Now there is growing evidence that the United States has sent terror suspects to Uzbekistan for detention and interrogation, even as Uzbekistan's treatment of its own prisoners continues to earn it admonishments from around the world, including from the State Department. ... Uzbekistan's role as a surrogate jailer for the United States was confirmed by a half-dozen current and former intelligence officials working in Europe, the Middle East and the United States. The C.I.A. declined to comment on the prisoner transfer program, but an intelligence official estimated that the number of terrorism suspects sent by the United States to Tashkent was in the dozens. ... There is other evidence of the United States' reliance on Uzbekistan in the program.

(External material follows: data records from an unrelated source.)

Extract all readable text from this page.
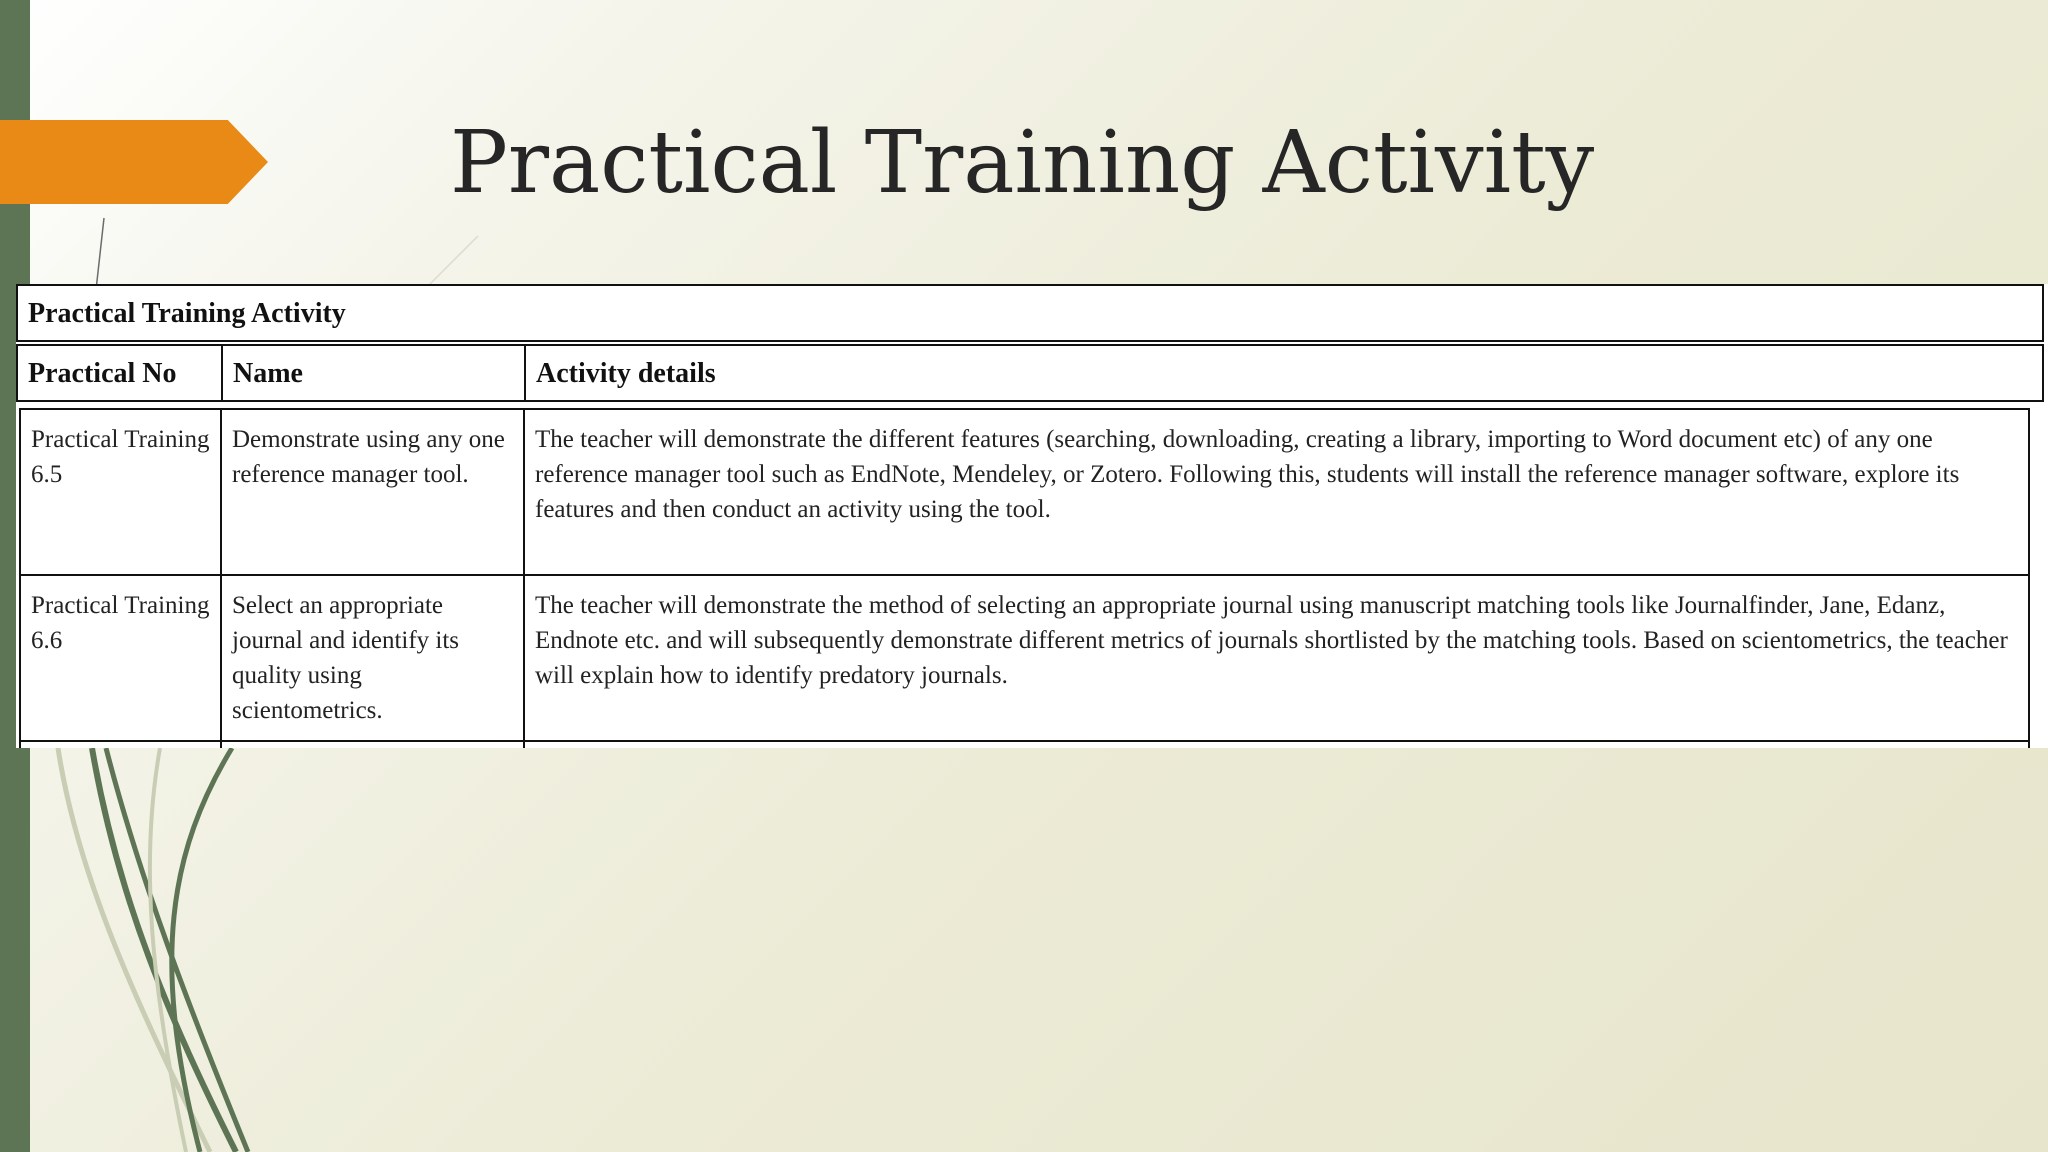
Practical Training Activity
Practical Training Activity
Practical No	Name	Activity details
Practical Training 6.5
Demonstrate using any one reference manager tool.
The teacher will demonstrate the different features (searching, downloading, creating a library, importing to Word document etc) of any one reference manager tool such as EndNote, Mendeley, or Zotero. Following this, students will install the reference manager software, explore its features and then conduct an activity using the tool.
Practical Training 6.6
Select an appropriate journal and identify its quality using scientometrics.
The teacher will demonstrate the method of selecting an appropriate journal using manuscript matching tools like Journalfinder, Jane, Edanz, Endnote etc. and will subsequently demonstrate different metrics of journals shortlisted by the matching tools. Based on scientometrics, the teacher will explain how to identify predatory journals.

On Sept. 21, 2003, two American-registered airplanes - a Gulfstream jet and a Boeing 737 - landed at the international airport in Tashkent, according to flight logs obtained by The New York Times. [Emphases added.]
The non-answer answer from a CIA official is possibly even worse:
A senior C.I.A. official, speaking on condition of anonymity, said he would not discuss whether the United States had sent prisoners to Uzbekistan or anywhere else. But he said: "The United States does not engage in or condone torture. It does not send people anywhere to be tortured. And it does not knowingly receive information derived from torture."
If they're going to send people to be tortured, at least they could say so, so we could openly debate the merits of torture (though there are none, in my view). Instead we get a bland lie and a misleading dodge about "not knowingly" receiving information derived by boiling prisoners alive. (As Henry Farrell notes, this is nothing more than a "don't ask, don't tell" policy.)

I find it so hard to be shocked by this administration's actions anymore, so when I first saw this story, I thought "ho hum, more torture by the Bush administration." But of course, we can't let our moral sense be dulled by long-term exposure to atrocity. This is the United States of America. We're supposed to be the good guys.

Hilzoy poignantly asks a question I have thought a lot since the last election: "What has happened to our country?"